Will it be written, spoken, or maybe shown to me?

What to do? Where to go? Who to be?
So many choices – not enough voices

Is wealth the right course? Do I strive for prestige?
Or do I take the road less traveled – toward humility?

I guess in the end, not knowing these things is better by far
than having too many voices and not enough choices

"One Way Street"

I’m looking down a one way street
Can’t quite tell which way to point my feet

It’s so far and yet so near
Each choice I make is wrong, I fear

My lips are dry and yearn to feel
That soothing, warming anti-peel

I’m looking down a one way street
Can’t quite tell which way to point my feet

What is the answer – the truth in my heart?
Which way do I turn? Where do I start?

It could work; it might not
But how do I know?

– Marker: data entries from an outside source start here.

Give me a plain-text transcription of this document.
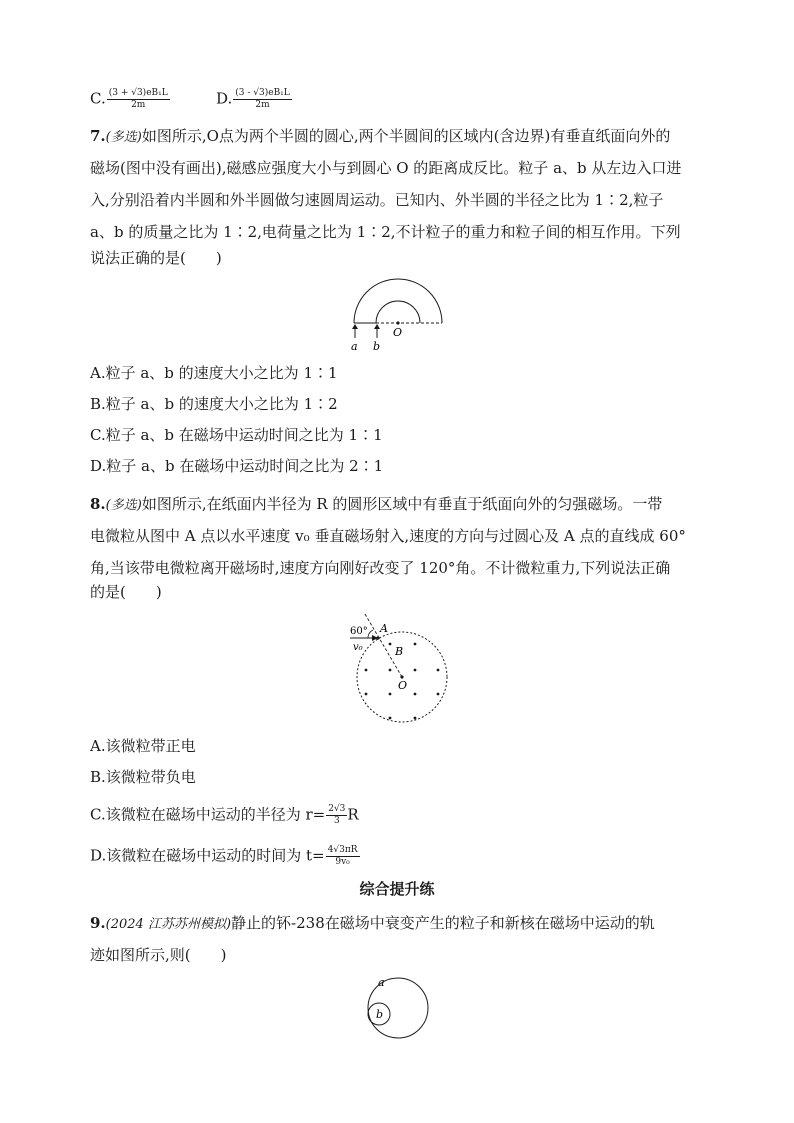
C. $\frac{\text{(3 + √3)eB₁L}}{2m}$	D. $\frac{\text{(3 - √3)eB₁L}}{2m}$
7.(多选)如图所示,O点为两个半圆的圆心,两个半圆间的区域内(含边界)有垂直纸面向外的
磁场(图中没有画出),磁感应强度大小与到圆心 O 的距离成反比。粒子 a、b 从左边入口进
入,分别沿着内半圆和外半圆做匀速圆周运动。已知内、外半圆的半径之比为 1∶2,粒子
a、b 的质量之比为 1∶2,电荷量之比为 1∶2,不计粒子的重力和粒子间的相互作用。下列
说法正确的是(　　)
O
a b
A.粒子 a、b 的速度大小之比为 1∶1
B.粒子 a、b 的速度大小之比为 1∶2
C.粒子 a、b 在磁场中运动时间之比为 1∶1
D.粒子 a、b 在磁场中运动时间之比为 2∶1
8.(多选)如图所示,在纸面内半径为 R 的圆形区域中有垂直于纸面向外的匀强磁场。一带
电微粒从图中 A 点以水平速度 v₀ 垂直磁场射入,速度的方向与过圆心及 A 点的直线成 60°
角,当该带电微粒离开磁场时,速度方向刚好改变了 120°角。不计微粒重力,下列说法正确
的是(　　)
60° A
v₀	B
O
A.该微粒带正电
B.该微粒带负电
C.该微粒在磁场中运动的半径为 $r= \frac{2√3}{3}$ R
D.该微粒在磁场中运动的时间为 $t= \frac{4√3\pi R}{\text{9v₀}}$
综合提升练
9.(2024 江苏苏州模拟)静止的钚-238在磁场中衰变产生的粒子和新核在磁场中运动的轨
迹如图所示,则(　　)
a
b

What’s the right spot?

I’m looking down a one way street
Can’t quite tell which way to point my feet

How many others know the truth?
Does it even matter? How should I choose?

Are we just friends or could there ever be more?
I’ve got nothing to lose but everything in store

I’m looking down a one way street
Will I ever know where to point my feet?

"Not Quite Right"

Roses are blue, violets are red
Oh good grief! What a screwed up head!

Daisies are yellow, sunflowers are white
What now? Am I also blind?

Grass is blue and the sky is green
Surely there’s something wrong with my spleen

Her hair is blue and her eyes are blonde
I’ve obviously been away for far, far too long

I guess we could watch VT or play pong ping
Guess what else? I’m the world’s one and only king!

Time to milk the hens and take the cow’s eggs
But I’ll have to be quick – the chair has no legs

How many can you honestly say you know
Whose sock goes on right after the shoe?